Federal and state transportation officials met in Washington yesterday to discuss the latest threat to highway safety: driving while texting.
Those of us watchdogging job subsidies see an equally reckless practice: states and cities subsidizing large corporations without any public accounting of each deal’s costs and benefits. The phrase “flying blind” also comes to mind.
The public officials are dusting off a terrific remedy to fix the highway problem: withholding federal money from states that fail to embrace safety. Remember how Uncle Sam got the states to raise their drinking ages to 21? By withholding 10 percent of federal highway trust funds until a state complied. (This was ruled constitutional by the U.S. Supreme Court in South Dakota v. Dole in 1987.)

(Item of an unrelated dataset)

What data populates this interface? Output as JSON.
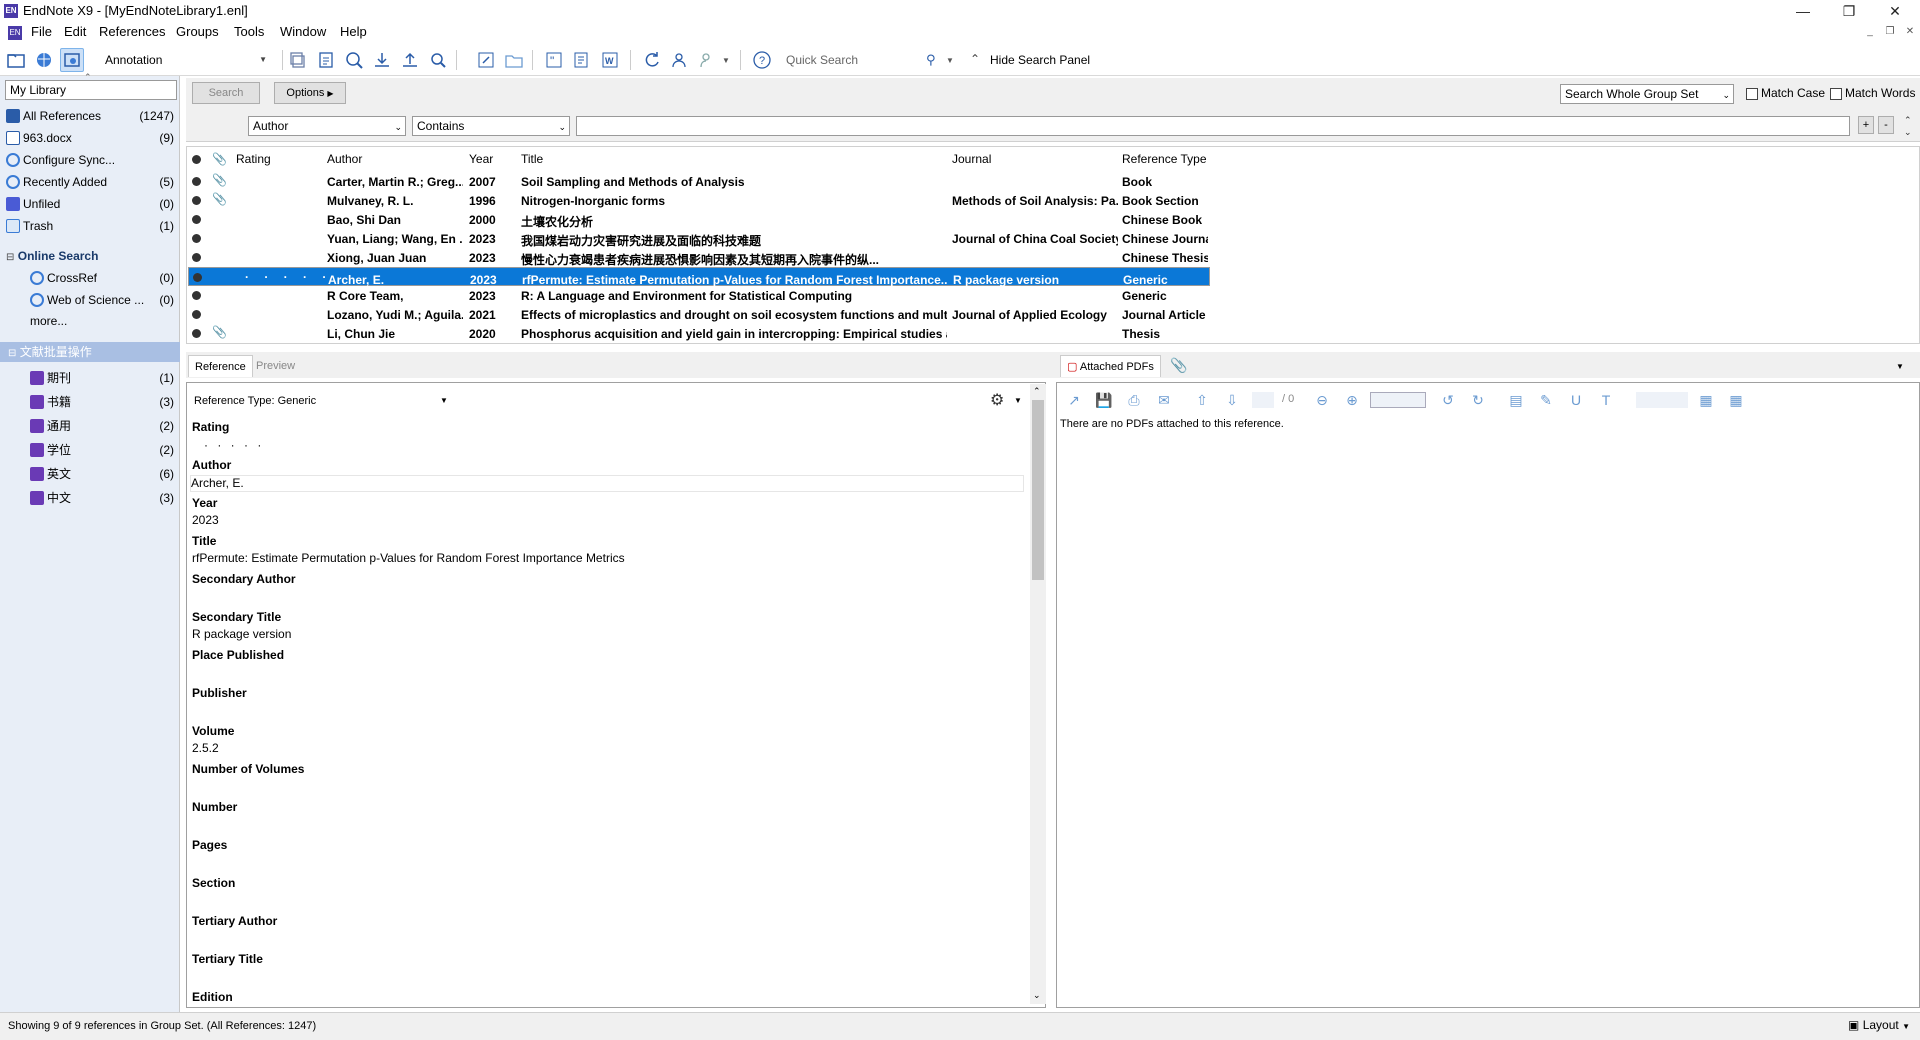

The state highway commissioners and four U.S. senators are upping the ante: they say withhold 25 percent of a state’s highway money until it
prohibits texting while driving
. Great idea!
I propose a similar solution to the runaway “
economic war among the states
,” that ruinous zero-sum race to the bottom that
benefits only footloose corporations
while undermining state and local budgets, especially schools and infrastructure.
Let’s say a state (with all of its cities) will lose 25 percent of its annual HUD Community Development Block Grant allocation until it enacts annual, online, company-specific disclosure of all state economic development subsidy deals worth $50,000 or more. All the costs and all the benefits, including jobs created and their wage and benefit levels, including health care. We know they can because we
documented two years ago
that half the states already disclose to some degree online.
We also need responsible budgeting. Let’s also require each state to enact a Unified Development Budget: an annual report to the legislature itemizing all forms of spending for jobs—both appropriations and tax expenditures. Tax breaks typically dwarf appropriations by ratios of 4 to 1, 6 to 1, 8 to 1 or more, so we need the whole iceberg up on the table for an annual check-up.
That will increase the likelihood that legislators trim tax breaks with the same vigor they cut appropriations in tough budget years. As I recently
blogged
, state revenues are plummeting faster now than at any time in post-war records.
It’s time for states and cities to put down their iPhones, clean the windshield, recruit taxpayers as co-pilots, and question everything about where job subsidies are taking the economy.